COMPASS seminars 2020
Our series is suspended until further notice, during social distancing and lockdown. We hope to be able to resume in due course. Stay safe!
Estimated Resident Population in the IDI: What happens if you want a denominator pre-2008?
Dr Anna Howe, School of Population Health
Tuesday 17 March @ 12 Grafton Road, 12PM
There is a well-established and widely used method for calculating an Estimated Resident Population (ERP) from IDI data. However, this method cannot be used for years prior to 2008 due to data limitations.
The original algorithm for creating an ERP retains individuals with recent activity in one of the following IDI data sets: accident claims, tax, health, or education; or for those under five years of age, birth or visa approval. However, some of these data sets are unreliable before 2008 and therefore cannot be used in constructing pre-2008 ERPs.

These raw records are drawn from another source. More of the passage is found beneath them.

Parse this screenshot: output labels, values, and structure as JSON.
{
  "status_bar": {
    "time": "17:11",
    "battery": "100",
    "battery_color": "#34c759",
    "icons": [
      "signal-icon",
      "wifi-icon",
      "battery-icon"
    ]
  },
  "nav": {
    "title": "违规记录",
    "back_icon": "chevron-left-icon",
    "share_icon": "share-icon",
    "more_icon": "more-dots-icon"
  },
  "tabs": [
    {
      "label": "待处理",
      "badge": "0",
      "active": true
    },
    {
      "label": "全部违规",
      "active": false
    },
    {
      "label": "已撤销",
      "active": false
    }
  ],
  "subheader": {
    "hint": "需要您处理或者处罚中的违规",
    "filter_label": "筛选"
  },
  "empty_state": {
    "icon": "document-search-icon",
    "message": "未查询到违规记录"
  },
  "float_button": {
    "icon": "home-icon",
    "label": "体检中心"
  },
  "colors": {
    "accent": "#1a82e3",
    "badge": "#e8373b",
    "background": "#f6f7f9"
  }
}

Population counts for 2008–2018 with these data sets removed were compared with the 2008–2018 ERP based on the full data sets, in order to gauge the likely effect on estimated population counts for years earlier than 2008. I will describe a modification that can be used for years prior to 2008, and illustrate the impact of this modification on population counts.

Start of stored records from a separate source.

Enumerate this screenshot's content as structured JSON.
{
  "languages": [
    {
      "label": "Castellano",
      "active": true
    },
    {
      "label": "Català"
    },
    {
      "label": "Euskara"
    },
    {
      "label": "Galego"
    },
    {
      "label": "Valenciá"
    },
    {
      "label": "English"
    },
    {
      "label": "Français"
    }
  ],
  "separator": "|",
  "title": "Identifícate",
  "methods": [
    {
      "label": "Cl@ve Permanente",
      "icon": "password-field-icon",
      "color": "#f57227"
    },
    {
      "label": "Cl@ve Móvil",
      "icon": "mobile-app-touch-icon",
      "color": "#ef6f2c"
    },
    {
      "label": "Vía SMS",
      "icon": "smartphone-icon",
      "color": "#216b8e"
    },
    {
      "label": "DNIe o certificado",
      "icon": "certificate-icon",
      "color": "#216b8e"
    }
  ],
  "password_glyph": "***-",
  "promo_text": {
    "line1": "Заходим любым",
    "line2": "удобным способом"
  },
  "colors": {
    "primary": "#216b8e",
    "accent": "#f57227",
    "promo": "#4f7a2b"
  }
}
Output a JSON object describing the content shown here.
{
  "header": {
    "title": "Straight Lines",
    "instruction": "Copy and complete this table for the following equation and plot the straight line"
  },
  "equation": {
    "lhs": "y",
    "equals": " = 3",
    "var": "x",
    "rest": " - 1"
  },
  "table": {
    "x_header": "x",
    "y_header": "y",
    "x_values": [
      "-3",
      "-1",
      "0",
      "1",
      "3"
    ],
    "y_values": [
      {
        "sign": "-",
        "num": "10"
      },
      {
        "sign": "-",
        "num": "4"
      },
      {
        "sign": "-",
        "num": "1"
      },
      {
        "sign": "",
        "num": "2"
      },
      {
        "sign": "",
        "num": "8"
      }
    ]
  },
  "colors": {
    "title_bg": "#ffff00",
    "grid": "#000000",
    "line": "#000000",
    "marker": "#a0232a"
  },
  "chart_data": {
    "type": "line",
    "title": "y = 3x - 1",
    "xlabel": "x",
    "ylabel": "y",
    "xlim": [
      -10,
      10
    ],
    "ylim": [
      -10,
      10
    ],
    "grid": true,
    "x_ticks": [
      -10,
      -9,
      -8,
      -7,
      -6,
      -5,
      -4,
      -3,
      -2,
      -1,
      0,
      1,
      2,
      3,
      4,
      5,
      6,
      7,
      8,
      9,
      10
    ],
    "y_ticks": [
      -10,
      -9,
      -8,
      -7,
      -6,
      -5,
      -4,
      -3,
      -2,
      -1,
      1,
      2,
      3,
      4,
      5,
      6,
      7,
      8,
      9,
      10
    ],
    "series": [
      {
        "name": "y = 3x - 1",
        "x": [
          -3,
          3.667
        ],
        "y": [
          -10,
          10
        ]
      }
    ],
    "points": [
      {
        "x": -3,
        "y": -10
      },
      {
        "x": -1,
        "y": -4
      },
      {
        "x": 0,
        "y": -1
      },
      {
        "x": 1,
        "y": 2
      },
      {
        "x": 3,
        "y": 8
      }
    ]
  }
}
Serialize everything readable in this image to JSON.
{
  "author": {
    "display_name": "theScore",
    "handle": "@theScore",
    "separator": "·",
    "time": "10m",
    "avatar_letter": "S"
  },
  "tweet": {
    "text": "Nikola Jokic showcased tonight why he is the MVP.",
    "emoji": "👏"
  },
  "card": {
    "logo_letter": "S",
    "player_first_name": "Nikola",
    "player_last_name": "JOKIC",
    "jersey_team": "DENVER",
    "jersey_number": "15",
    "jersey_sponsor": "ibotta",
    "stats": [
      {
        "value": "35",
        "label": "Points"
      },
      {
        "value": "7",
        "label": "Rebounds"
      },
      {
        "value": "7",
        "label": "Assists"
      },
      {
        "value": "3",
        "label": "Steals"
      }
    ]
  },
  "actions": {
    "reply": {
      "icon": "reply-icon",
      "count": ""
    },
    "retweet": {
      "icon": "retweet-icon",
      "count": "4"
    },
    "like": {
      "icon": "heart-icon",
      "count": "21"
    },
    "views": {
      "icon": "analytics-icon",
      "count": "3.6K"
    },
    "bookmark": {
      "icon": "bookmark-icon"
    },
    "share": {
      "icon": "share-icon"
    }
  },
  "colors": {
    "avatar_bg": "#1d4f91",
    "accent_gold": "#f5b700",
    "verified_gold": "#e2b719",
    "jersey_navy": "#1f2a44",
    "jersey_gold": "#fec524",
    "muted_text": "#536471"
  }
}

Anna Howe is a Research Fellow with the School of Population Health, and is interested in maternal and child health.
Trends in Antidepressant Exposure during Pregnancy
Dr Stephanie D'Souza
POSTPONED UNTIL LATER IN THE SEMESTER, STAY TUNED.
Globally, trends have shown an increase in antidepressant exposure during pregnancy. The current project was interested in examining whether similar trends were present in New Zealand’s pregnant population. Using community pharmaceutical data from the Integrated Data Infrastructure, we investigated antidepressant dispensing in all resident New Zealanders with at least one successful pregnancy, over the period 20007/08 to 2017/18. We further explored dispensing by medication type, trimester, ethnicity (total response), age, and area-level deprivation.

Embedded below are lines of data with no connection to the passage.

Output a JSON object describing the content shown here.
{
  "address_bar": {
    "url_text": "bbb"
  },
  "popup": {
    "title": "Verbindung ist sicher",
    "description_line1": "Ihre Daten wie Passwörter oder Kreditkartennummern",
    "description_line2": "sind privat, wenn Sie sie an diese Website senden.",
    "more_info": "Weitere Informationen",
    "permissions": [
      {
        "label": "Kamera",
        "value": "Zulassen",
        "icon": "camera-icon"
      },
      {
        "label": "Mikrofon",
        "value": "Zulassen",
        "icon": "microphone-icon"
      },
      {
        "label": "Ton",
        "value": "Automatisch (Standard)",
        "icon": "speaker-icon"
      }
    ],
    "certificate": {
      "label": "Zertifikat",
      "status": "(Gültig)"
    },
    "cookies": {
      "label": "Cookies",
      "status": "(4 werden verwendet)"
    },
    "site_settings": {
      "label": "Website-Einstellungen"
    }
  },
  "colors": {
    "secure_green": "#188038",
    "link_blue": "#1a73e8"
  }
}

Gestational antidepressant dispensing prevalence increased over the study period from 2.6% to 4.4%, with SSRIs being the most common antidepressant. Across the study period, trimester-specific dispensing identified highest dispensing for trimester 3 and lowest dispensing for trimester 1. All subgroups also showed increased dispensing, though with considerable variation between categories. Specifically, the most deprived quintile had a notably lower dispensing prevalence relative to other quintiles. Ethnic differences in antidepressant dispensing were also apparent across the study period.
Stephanie D’Souza is a Research Fellow with COMPASS Research Centre. She completed her PhD in Psychology at the University of Auckland, using data from the Growing Up in New Zealand study to investigate behavioural difficulties in early childhood. Her research interests include child development, life course research, and working with large longitudinal and administrative data sets.
Data Quality of the 2018 New Zealand Census
Associate Professor Barry Milne
Tuesday 3 March @ 12 Grafton Road, 12PM
One in six New Zealanders did not complete the 2018 New Zealand Census, and completion in some areas of the country was less than fifty percent. The low – and patchy – completion rate, and use of alternative data sources when census data were not available, have raised concerns about the quality of data produced from the 2018 census.
I will present work undertaken to evaluate various aspects of the quality of the 2018 Census data set, highlight the topic areas – and populations subgroups – that have been most impacted, and provide some tips and cautions for data users. This work was undertaken while I was a member of the 2018 Census External Data Quality Panel.
Barry Milne is the Director of COMPASS Research Centre. He has a Masters degree in psychology from the University of Otago and a PhD in Psychiatric Epidemiology from Kings College London. His main interests are in lifecourse research, survey research, and the use of large administrative data sets to answer policy and research questions.